When you get injured on someone else’s property, you may be wondering whether or not you should be stuck with your own medical bills. Before you can decide if you are even entitled to damages, you must figure out if the owner or person in control of the property where you were injured owed a duty of protection to you with regard to the safety of the land. These obligations depend entirely on the type of person that is on the property. The different categories of people are invitees, licensees, known trespassers, and unknown trespassers, and a different level of protection against harm is owed to each one by the person that owns, rents, or leases the property.
The lowest level of protection is owed to unknown trespassers, which is no protection at all. Unknown trespassers are people that come onto someone else’s property and that person has no reason to know that they are there. One example of an unknown trespasser would be a random person walking around a house in a low-crime neighborhood to “case it” with the intention of breaking in later. The property owner does not owe a single effort of protection to this kind of trespasser.

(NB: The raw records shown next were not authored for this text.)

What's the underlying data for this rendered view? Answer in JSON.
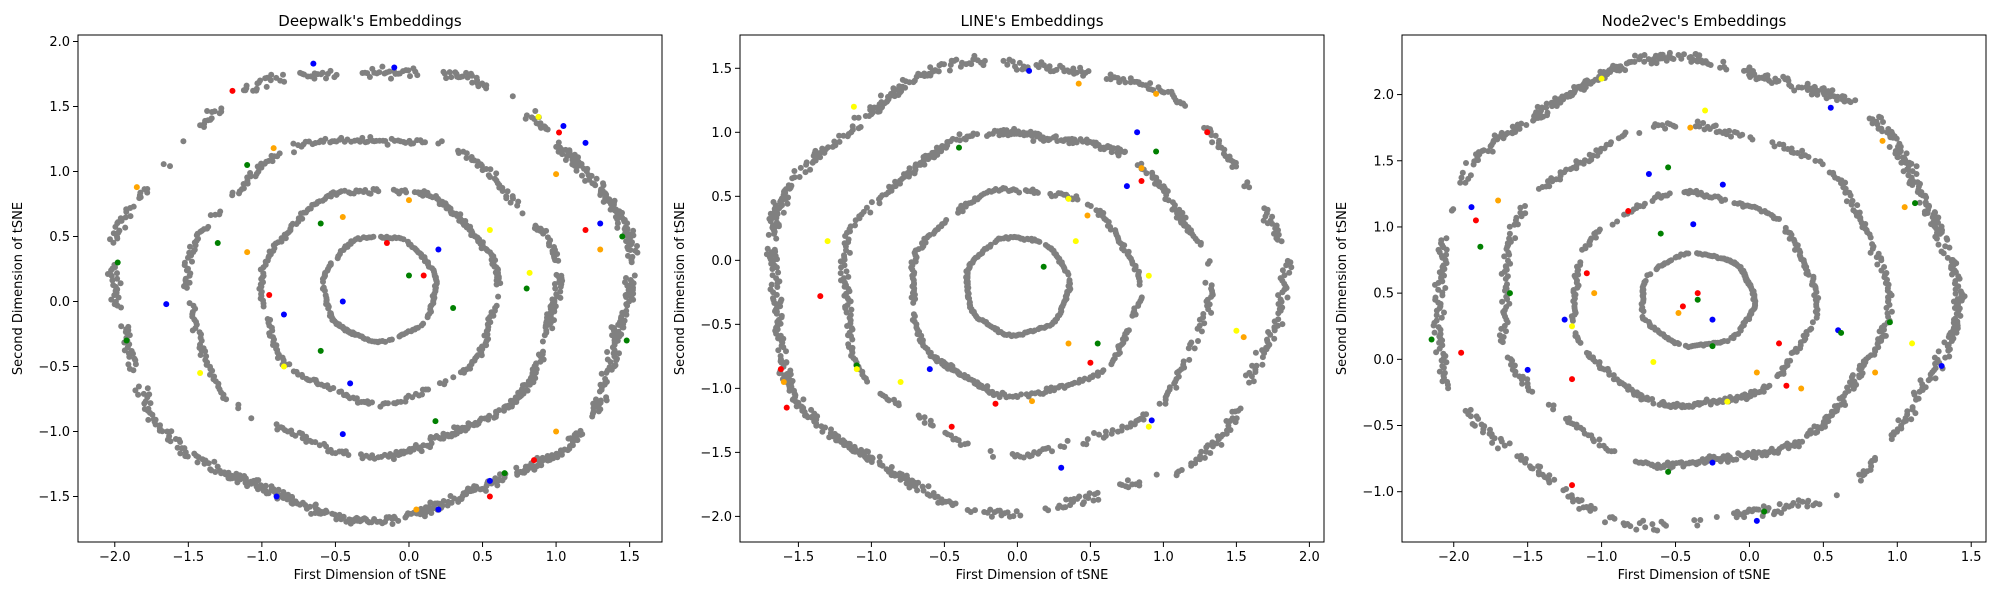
{
  "chart_data": [
    {
      "type": "scatter",
      "title": "Deepwalk's Embeddings",
      "xlabel": "First Dimension of tSNE",
      "ylabel": "Second Dimension of tSNE",
      "xlim": [
        -2.25,
        1.72
      ],
      "ylim": [
        -1.85,
        2.05
      ],
      "xticks": [
        -2.0,
        -1.5,
        -1.0,
        -0.5,
        0.0,
        0.5,
        1.0,
        1.5
      ],
      "xtick_labels": [
        "−2.0",
        "−1.5",
        "−1.0",
        "−0.5",
        "0.0",
        "0.5",
        "1.0",
        "1.5"
      ],
      "yticks": [
        -1.5,
        -1.0,
        -0.5,
        0.0,
        0.5,
        1.0,
        1.5,
        2.0
      ],
      "ytick_labels": [
        "−1.5",
        "−1.0",
        "−0.5",
        "0.0",
        "0.5",
        "1.0",
        "1.5",
        "2.0"
      ],
      "grid": false,
      "series": [
        {
          "color": "#808080",
          "shape": "ellipse",
          "center": [
            -0.25,
            0.08
          ],
          "radii": [
            1.75,
            1.72
          ],
          "n": 700
        },
        {
          "color": "#808080",
          "shape": "ellipse",
          "center": [
            -0.25,
            0.05
          ],
          "radii": [
            1.25,
            1.22
          ],
          "n": 420
        },
        {
          "color": "#808080",
          "shape": "ellipse",
          "center": [
            -0.2,
            0.05
          ],
          "radii": [
            0.8,
            0.82
          ],
          "n": 300
        },
        {
          "color": "#808080",
          "shape": "ellipse",
          "center": [
            -0.2,
            0.1
          ],
          "radii": [
            0.38,
            0.4
          ],
          "n": 160
        },
        {
          "color": "#0000ff",
          "points": [
            [
              -0.65,
              1.83
            ],
            [
              -0.1,
              1.8
            ],
            [
              1.05,
              1.35
            ],
            [
              1.2,
              1.22
            ],
            [
              -0.45,
              0.0
            ],
            [
              0.2,
              0.4
            ],
            [
              -0.85,
              -0.1
            ],
            [
              -0.4,
              -0.63
            ],
            [
              -0.45,
              -1.02
            ],
            [
              0.55,
              -1.38
            ],
            [
              0.2,
              -1.6
            ],
            [
              -0.9,
              -1.5
            ],
            [
              -1.65,
              -0.02
            ],
            [
              1.3,
              0.6
            ]
          ]
        },
        {
          "color": "#ff0000",
          "points": [
            [
              1.02,
              1.3
            ],
            [
              -1.2,
              1.62
            ],
            [
              0.85,
              -1.22
            ],
            [
              1.2,
              0.55
            ],
            [
              0.1,
              0.2
            ],
            [
              -0.15,
              0.45
            ],
            [
              -0.95,
              0.05
            ],
            [
              0.55,
              -1.5
            ]
          ]
        },
        {
          "color": "#008000",
          "points": [
            [
              -1.98,
              0.3
            ],
            [
              -1.92,
              -0.3
            ],
            [
              -1.3,
              0.45
            ],
            [
              -1.1,
              1.05
            ],
            [
              -0.6,
              0.6
            ],
            [
              0.0,
              0.2
            ],
            [
              0.3,
              -0.05
            ],
            [
              -0.6,
              -0.38
            ],
            [
              0.18,
              -0.92
            ],
            [
              0.65,
              -1.32
            ],
            [
              1.45,
              0.5
            ],
            [
              1.48,
              -0.3
            ],
            [
              0.8,
              0.1
            ]
          ]
        },
        {
          "color": "#ffa500",
          "points": [
            [
              -1.85,
              0.88
            ],
            [
              -0.92,
              1.18
            ],
            [
              0.0,
              0.78
            ],
            [
              1.0,
              0.98
            ],
            [
              1.3,
              0.4
            ],
            [
              -1.1,
              0.38
            ],
            [
              0.05,
              -1.6
            ],
            [
              1.0,
              -1.0
            ],
            [
              -0.45,
              0.65
            ]
          ]
        },
        {
          "color": "#ffff00",
          "points": [
            [
              0.88,
              1.42
            ],
            [
              -1.42,
              -0.55
            ],
            [
              -0.85,
              -0.5
            ],
            [
              0.82,
              0.22
            ],
            [
              0.55,
              0.55
            ]
          ]
        }
      ]
    },
    {
      "type": "scatter",
      "title": "LINE's Embeddings",
      "xlabel": "First Dimension of tSNE",
      "ylabel": "Second Dimension of tSNE",
      "xlim": [
        -1.9,
        2.1
      ],
      "ylim": [
        -2.2,
        1.76
      ],
      "xticks": [
        -1.5,
        -1.0,
        -0.5,
        0.0,
        0.5,
        1.0,
        1.5,
        2.0
      ],
      "xtick_labels": [
        "−1.5",
        "−1.0",
        "−0.5",
        "0.0",
        "0.5",
        "1.0",
        "1.5",
        "2.0"
      ],
      "yticks": [
        -2.0,
        -1.5,
        -1.0,
        -0.5,
        0.0,
        0.5,
        1.0,
        1.5
      ],
      "ytick_labels": [
        "−2.0",
        "−1.5",
        "−1.0",
        "−0.5",
        "0.0",
        "0.5",
        "1.0",
        "1.5"
      ],
      "grid": false,
      "series": [
        {
          "color": "#808080",
          "shape": "ellipse",
          "center": [
            0.05,
            -0.2
          ],
          "radii": [
            1.75,
            1.75
          ],
          "n": 620
        },
        {
          "color": "#808080",
          "shape": "ellipse",
          "center": [
            0.05,
            -0.25
          ],
          "radii": [
            1.25,
            1.25
          ],
          "n": 400
        },
        {
          "color": "#808080",
          "shape": "ellipse",
          "center": [
            0.05,
            -0.25
          ],
          "radii": [
            0.78,
            0.8
          ],
          "n": 280
        },
        {
          "color": "#808080",
          "shape": "ellipse",
          "center": [
            0.0,
            -0.2
          ],
          "radii": [
            0.35,
            0.38
          ],
          "n": 160
        },
        {
          "color": "#0000ff",
          "points": [
            [
              0.08,
              1.48
            ],
            [
              0.75,
              0.58
            ],
            [
              -0.6,
              -0.85
            ],
            [
              0.3,
              -1.62
            ],
            [
              0.92,
              -1.25
            ],
            [
              0.82,
              1.0
            ]
          ]
        },
        {
          "color": "#ff0000",
          "points": [
            [
              -1.62,
              -0.85
            ],
            [
              -1.58,
              -1.15
            ],
            [
              -1.35,
              -0.28
            ],
            [
              1.3,
              1.0
            ],
            [
              -0.15,
              -1.12
            ],
            [
              0.5,
              -0.8
            ],
            [
              -0.45,
              -1.3
            ],
            [
              0.85,
              0.62
            ]
          ]
        },
        {
          "color": "#008000",
          "points": [
            [
              -0.4,
              0.88
            ],
            [
              0.18,
              -0.05
            ],
            [
              0.55,
              -0.65
            ],
            [
              -1.1,
              -0.82
            ],
            [
              0.95,
              0.85
            ]
          ]
        },
        {
          "color": "#ffa500",
          "points": [
            [
              0.95,
              1.3
            ],
            [
              0.48,
              0.35
            ],
            [
              0.85,
              0.72
            ],
            [
              0.35,
              -0.65
            ],
            [
              0.1,
              -1.1
            ],
            [
              1.55,
              -0.6
            ],
            [
              -1.6,
              -0.95
            ],
            [
              0.42,
              1.38
            ]
          ]
        },
        {
          "color": "#ffff00",
          "points": [
            [
              -1.12,
              1.2
            ],
            [
              -1.3,
              0.15
            ],
            [
              0.4,
              0.15
            ],
            [
              0.9,
              -0.12
            ],
            [
              -1.1,
              -0.85
            ],
            [
              0.9,
              -1.3
            ],
            [
              1.5,
              -0.55
            ],
            [
              0.35,
              0.48
            ],
            [
              -0.8,
              -0.95
            ]
          ]
        }
      ]
    },
    {
      "type": "scatter",
      "title": "Node2vec's Embeddings",
      "xlabel": "First Dimension of tSNE",
      "ylabel": "Second Dimension of tSNE",
      "xlim": [
        -2.35,
        1.6
      ],
      "ylim": [
        -1.38,
        2.45
      ],
      "xticks": [
        -2.0,
        -1.5,
        -1.0,
        -0.5,
        0.0,
        0.5,
        1.0,
        1.5
      ],
      "xtick_labels": [
        "−2.0",
        "−1.5",
        "−1.0",
        "−0.5",
        "0.0",
        "0.5",
        "1.0",
        "1.5"
      ],
      "yticks": [
        -1.0,
        -0.5,
        0.0,
        0.5,
        1.0,
        1.5,
        2.0
      ],
      "ytick_labels": [
        "−1.0",
        "−0.5",
        "0.0",
        "0.5",
        "1.0",
        "1.5",
        "2.0"
      ],
      "grid": false,
      "series": [
        {
          "color": "#808080",
          "shape": "ellipse",
          "center": [
            -0.38,
            0.5
          ],
          "radii": [
            1.75,
            1.75
          ],
          "n": 650
        },
        {
          "color": "#808080",
          "shape": "ellipse",
          "center": [
            -0.38,
            0.48
          ],
          "radii": [
            1.3,
            1.28
          ],
          "n": 420
        },
        {
          "color": "#808080",
          "shape": "ellipse",
          "center": [
            -0.38,
            0.45
          ],
          "radii": [
            0.82,
            0.8
          ],
          "n": 300
        },
        {
          "color": "#808080",
          "shape": "ellipse",
          "center": [
            -0.35,
            0.45
          ],
          "radii": [
            0.38,
            0.35
          ],
          "n": 170
        },
        {
          "color": "#0000ff",
          "points": [
            [
              -1.88,
              1.15
            ],
            [
              -1.5,
              -0.08
            ],
            [
              -1.25,
              0.3
            ],
            [
              -0.68,
              1.4
            ],
            [
              -0.38,
              1.02
            ],
            [
              -0.18,
              1.32
            ],
            [
              0.55,
              1.9
            ],
            [
              0.6,
              0.22
            ],
            [
              1.3,
              -0.05
            ],
            [
              0.05,
              -1.22
            ],
            [
              -0.25,
              -0.78
            ],
            [
              -0.25,
              0.3
            ]
          ]
        },
        {
          "color": "#ff0000",
          "points": [
            [
              -1.85,
              1.05
            ],
            [
              -1.2,
              -0.95
            ],
            [
              -1.1,
              0.65
            ],
            [
              -0.82,
              1.12
            ],
            [
              -0.45,
              0.4
            ],
            [
              -0.35,
              0.5
            ],
            [
              0.2,
              0.12
            ],
            [
              0.25,
              -0.2
            ],
            [
              -1.95,
              0.05
            ],
            [
              -1.2,
              -0.15
            ]
          ]
        },
        {
          "color": "#008000",
          "points": [
            [
              -2.15,
              0.15
            ],
            [
              -1.82,
              0.85
            ],
            [
              -1.62,
              0.5
            ],
            [
              -0.55,
              1.45
            ],
            [
              -0.6,
              0.95
            ],
            [
              -0.35,
              0.45
            ],
            [
              -0.25,
              0.1
            ],
            [
              0.1,
              -1.15
            ],
            [
              1.12,
              1.18
            ],
            [
              0.62,
              0.2
            ],
            [
              0.95,
              0.28
            ],
            [
              -0.55,
              -0.85
            ]
          ]
        },
        {
          "color": "#ffa500",
          "points": [
            [
              -1.7,
              1.2
            ],
            [
              -1.05,
              0.5
            ],
            [
              -0.48,
              0.35
            ],
            [
              0.35,
              -0.22
            ],
            [
              0.05,
              -0.1
            ],
            [
              0.85,
              -0.1
            ],
            [
              1.05,
              1.15
            ],
            [
              0.9,
              1.65
            ],
            [
              -0.4,
              1.75
            ]
          ]
        },
        {
          "color": "#ffff00",
          "points": [
            [
              -1.0,
              2.12
            ],
            [
              -0.65,
              -0.02
            ],
            [
              -0.15,
              -0.32
            ],
            [
              -0.3,
              1.88
            ],
            [
              -1.2,
              0.25
            ],
            [
              1.1,
              0.12
            ]
          ]
        }
      ]
    }
  ]
}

Unlike unknown trespassers, known trespassers are owed a level of protection, though property owners only need to protect them against man-made conditions that they actually know about. Known trespassers are people that come onto a person’s property without anyone’s permission, but whose presence is reasonably foreseeable. This type of trespasser includes anyone that goes onto land where there are signs posted that state “No Trespassers Allowed” because these people are known to come onto the property from time to time. Property owners and others that are in control of the property owe these known trespassers a duty to protect them only from relatively hidden man-made dangers, such as sprinkler heads that are not visible to the naked eye.

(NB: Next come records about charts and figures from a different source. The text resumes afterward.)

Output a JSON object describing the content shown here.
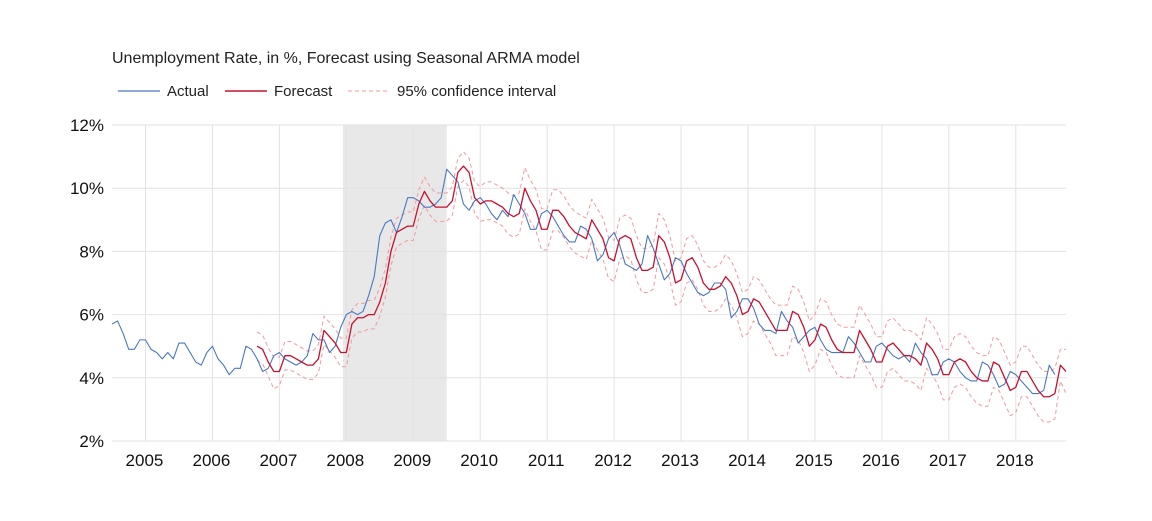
{
  "chart_data": {
    "type": "line",
    "title": "Unemployment Rate, in %, Forecast using Seasonal ARMA model",
    "xlabel": "",
    "ylabel": "",
    "ylim": [
      2,
      12
    ],
    "xlim": [
      2004.5,
      2018.75
    ],
    "y_ticks": [
      2,
      4,
      6,
      8,
      10,
      12
    ],
    "y_tick_labels": [
      "2%",
      "4%",
      "6%",
      "8%",
      "10%",
      "12%"
    ],
    "x_tick_labels": [
      "2005",
      "2006",
      "2007",
      "2008",
      "2009",
      "2010",
      "2011",
      "2012",
      "2013",
      "2014",
      "2015",
      "2016",
      "2017",
      "2018"
    ],
    "grid": true,
    "legend_position": "top-left",
    "recession_band": [
      2007.95,
      2009.5
    ],
    "colors": {
      "actual": "#4a78c0",
      "forecast": "#c8102e",
      "ci": "#f29a9a",
      "band": "#e8e8e8",
      "grid": "#e2e2e2"
    },
    "legend": {
      "actual": "Actual",
      "forecast": "Forecast",
      "ci": "95% confidence interval"
    },
    "series": [
      {
        "name": "Actual",
        "start": 2004.5,
        "step": 0.083333,
        "values": [
          5.7,
          5.8,
          5.4,
          4.9,
          4.9,
          5.2,
          5.2,
          4.9,
          4.8,
          4.6,
          4.8,
          4.6,
          5.1,
          5.1,
          4.8,
          4.5,
          4.4,
          4.8,
          5.0,
          4.6,
          4.4,
          4.1,
          4.3,
          4.3,
          5.0,
          4.9,
          4.6,
          4.2,
          4.3,
          4.7,
          4.8,
          4.6,
          4.5,
          4.4,
          4.5,
          4.7,
          5.4,
          5.2,
          5.2,
          4.8,
          5.0,
          5.6,
          6.0,
          6.1,
          6.0,
          6.1,
          6.6,
          7.2,
          8.5,
          8.9,
          9.0,
          8.6,
          9.1,
          9.7,
          9.7,
          9.6,
          9.4,
          9.4,
          9.5,
          9.7,
          10.6,
          10.4,
          10.2,
          9.5,
          9.3,
          9.6,
          9.7,
          9.5,
          9.2,
          9.0,
          9.3,
          9.1,
          9.8,
          9.5,
          9.2,
          8.7,
          8.7,
          9.2,
          9.3,
          9.1,
          8.8,
          8.5,
          8.3,
          8.3,
          8.8,
          8.7,
          8.4,
          7.7,
          7.9,
          8.4,
          8.6,
          8.2,
          7.6,
          7.5,
          7.4,
          7.6,
          8.5,
          8.1,
          7.6,
          7.1,
          7.3,
          7.8,
          7.7,
          7.3,
          7.0,
          6.7,
          6.6,
          6.7,
          7.0,
          7.0,
          6.8,
          5.9,
          6.1,
          6.5,
          6.5,
          6.2,
          5.7,
          5.5,
          5.5,
          5.4,
          6.1,
          5.8,
          5.6,
          5.1,
          5.3,
          5.5,
          5.6,
          5.2,
          4.9,
          4.8,
          4.8,
          4.8,
          5.3,
          5.1,
          4.8,
          4.5,
          4.5,
          5.0,
          5.1,
          4.9,
          4.7,
          4.6,
          4.7,
          4.5,
          5.1,
          4.8,
          4.6,
          4.1,
          4.1,
          4.5,
          4.6,
          4.5,
          4.2,
          4.0,
          3.9,
          3.9,
          4.5,
          4.4,
          4.1,
          3.7,
          3.8,
          4.2,
          4.1,
          3.9,
          3.7,
          3.5,
          3.5,
          3.6,
          4.4,
          4.1
        ]
      },
      {
        "name": "Forecast",
        "start": 2006.666667,
        "step": 0.083333,
        "values": [
          5.0,
          4.9,
          4.5,
          4.2,
          4.2,
          4.7,
          4.7,
          4.6,
          4.5,
          4.4,
          4.4,
          4.6,
          5.5,
          5.3,
          5.1,
          4.8,
          4.8,
          5.7,
          5.9,
          5.9,
          6.0,
          6.0,
          6.4,
          7.0,
          8.0,
          8.6,
          8.7,
          8.8,
          8.8,
          9.5,
          9.9,
          9.6,
          9.4,
          9.4,
          9.4,
          9.6,
          10.5,
          10.7,
          10.5,
          9.7,
          9.5,
          9.6,
          9.6,
          9.5,
          9.4,
          9.2,
          9.1,
          9.2,
          10.0,
          9.6,
          9.3,
          8.7,
          8.7,
          9.3,
          9.3,
          9.1,
          8.8,
          8.6,
          8.5,
          8.4,
          9.0,
          8.7,
          8.4,
          7.8,
          7.7,
          8.4,
          8.5,
          8.4,
          7.8,
          7.4,
          7.4,
          7.5,
          8.5,
          8.3,
          7.8,
          7.0,
          7.1,
          7.7,
          7.8,
          7.5,
          7.0,
          6.8,
          6.8,
          6.9,
          7.2,
          7.0,
          6.6,
          6.0,
          6.1,
          6.5,
          6.4,
          6.1,
          5.8,
          5.5,
          5.5,
          5.5,
          6.1,
          6.0,
          5.6,
          5.0,
          5.2,
          5.7,
          5.6,
          5.2,
          4.9,
          4.8,
          4.8,
          4.8,
          5.5,
          5.2,
          4.9,
          4.5,
          4.5,
          5.0,
          5.1,
          4.9,
          4.7,
          4.7,
          4.6,
          4.4,
          5.1,
          4.9,
          4.6,
          4.1,
          4.1,
          4.5,
          4.6,
          4.5,
          4.2,
          4.0,
          3.9,
          3.9,
          4.5,
          4.4,
          4.0,
          3.6,
          3.7,
          4.2,
          4.2,
          3.9,
          3.6,
          3.4,
          3.4,
          3.5,
          4.4,
          4.2
        ]
      },
      {
        "name": "95% confidence interval (upper)",
        "start": 2006.666667,
        "step": 0.083333,
        "values": [
          5.45,
          5.35,
          4.95,
          4.65,
          4.65,
          5.15,
          5.15,
          5.05,
          4.95,
          4.85,
          4.85,
          5.05,
          5.95,
          5.75,
          5.55,
          5.25,
          5.25,
          6.15,
          6.35,
          6.35,
          6.45,
          6.45,
          6.85,
          7.45,
          8.45,
          9.05,
          9.15,
          9.25,
          9.25,
          9.95,
          10.35,
          10.05,
          9.85,
          9.85,
          9.85,
          10.05,
          10.95,
          11.15,
          10.95,
          10.2,
          10.05,
          10.2,
          10.2,
          10.1,
          10.0,
          9.85,
          9.75,
          9.85,
          10.65,
          10.25,
          9.95,
          9.35,
          9.35,
          9.95,
          9.95,
          9.75,
          9.45,
          9.25,
          9.15,
          9.05,
          9.65,
          9.35,
          9.05,
          8.45,
          8.35,
          9.05,
          9.15,
          9.05,
          8.5,
          8.1,
          8.1,
          8.2,
          9.2,
          9.0,
          8.5,
          7.7,
          7.8,
          8.4,
          8.5,
          8.2,
          7.7,
          7.5,
          7.5,
          7.6,
          7.9,
          7.7,
          7.3,
          6.7,
          6.8,
          7.2,
          7.1,
          6.8,
          6.5,
          6.3,
          6.3,
          6.3,
          6.9,
          6.8,
          6.4,
          5.8,
          6.0,
          6.5,
          6.4,
          6.0,
          5.7,
          5.6,
          5.6,
          5.6,
          6.3,
          6.0,
          5.7,
          5.3,
          5.3,
          5.8,
          5.9,
          5.7,
          5.5,
          5.5,
          5.4,
          5.2,
          5.9,
          5.7,
          5.4,
          4.9,
          4.9,
          5.3,
          5.4,
          5.3,
          5.0,
          4.8,
          4.7,
          4.7,
          5.3,
          5.2,
          4.8,
          4.4,
          4.5,
          5.0,
          5.0,
          4.7,
          4.4,
          4.2,
          4.2,
          4.3,
          4.9,
          4.9
        ]
      },
      {
        "name": "95% confidence interval (lower)",
        "start": 2006.666667,
        "step": 0.083333,
        "values": [
          4.55,
          4.45,
          4.05,
          3.65,
          3.75,
          4.25,
          4.25,
          4.15,
          4.05,
          3.95,
          3.95,
          4.15,
          5.05,
          4.85,
          4.65,
          4.35,
          4.35,
          5.25,
          5.45,
          5.45,
          5.55,
          5.55,
          5.95,
          6.55,
          7.55,
          8.15,
          8.25,
          8.35,
          8.35,
          9.05,
          9.45,
          9.15,
          8.95,
          8.95,
          8.95,
          9.15,
          10.05,
          10.25,
          10.05,
          9.2,
          8.95,
          9.0,
          9.0,
          8.9,
          8.8,
          8.55,
          8.45,
          8.55,
          9.35,
          8.95,
          8.65,
          8.05,
          8.05,
          8.65,
          8.65,
          8.45,
          8.15,
          7.95,
          7.85,
          7.75,
          8.35,
          8.05,
          7.75,
          7.15,
          7.05,
          7.75,
          7.85,
          7.75,
          7.1,
          6.7,
          6.7,
          6.8,
          7.8,
          7.6,
          7.1,
          6.3,
          6.4,
          7.0,
          7.1,
          6.8,
          6.3,
          6.1,
          6.1,
          6.2,
          6.5,
          6.3,
          5.9,
          5.3,
          5.4,
          5.8,
          5.7,
          5.4,
          5.1,
          4.7,
          4.7,
          4.7,
          5.3,
          5.2,
          4.8,
          4.2,
          4.4,
          4.9,
          4.8,
          4.4,
          4.1,
          4.0,
          4.0,
          4.0,
          4.7,
          4.4,
          4.1,
          3.7,
          3.7,
          4.2,
          4.3,
          4.1,
          3.9,
          3.9,
          3.8,
          3.6,
          4.3,
          4.1,
          3.8,
          3.3,
          3.3,
          3.7,
          3.8,
          3.7,
          3.4,
          3.2,
          3.1,
          3.1,
          3.7,
          3.6,
          3.2,
          2.8,
          2.9,
          3.4,
          3.4,
          3.1,
          2.8,
          2.6,
          2.6,
          2.7,
          3.9,
          3.5
        ]
      }
    ]
  }
}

The next level of protection for visitors to another’s property is given to licensees. Property owners give people that are licensees permission to be on their property, but the people that are visiting are not on the property to provide a benefit to the owner. Instead licensees are people such as friends that come over to watch the Super Bowl on TV. For these people, property owners owe a duty to protect them from any dangers that the owner knows about, regardless of whether they are man-made or are just occurring naturally, so long as they are not obvious dangers. This means that property owners are responsible for warning licensees about the patch of quicksand that just happens to exist in their yard, but not about the giant hole in the middle of their living room floor.
Finally, the most protection is owed to invitees, who are sometimes referred to as business invitees. An invitee goes onto another’s property in order to give a business benefit to the owner, like shopping at a store, or to enjoy the property if the property is opened to the public, such as a museum. Property owners need to make sure that their property is reasonably safe from danger for invitees. If the harm cannot be eliminated, then there needs to be adequate warning provided, such as those “Slippery when wet” signs that you see on the floor.
Keep in mind that if you were a licensee or an invitee originally, but then you went beyond the part of the property that you were invited to, then you may only qualify as a known or unknown trespasser.
With all of these different categories in mind, you can now decide what kind of duty the landowner owed to you when you were injured on their land. Once you have the duty figured out, then you can determine if they are liable for damages that you suffered.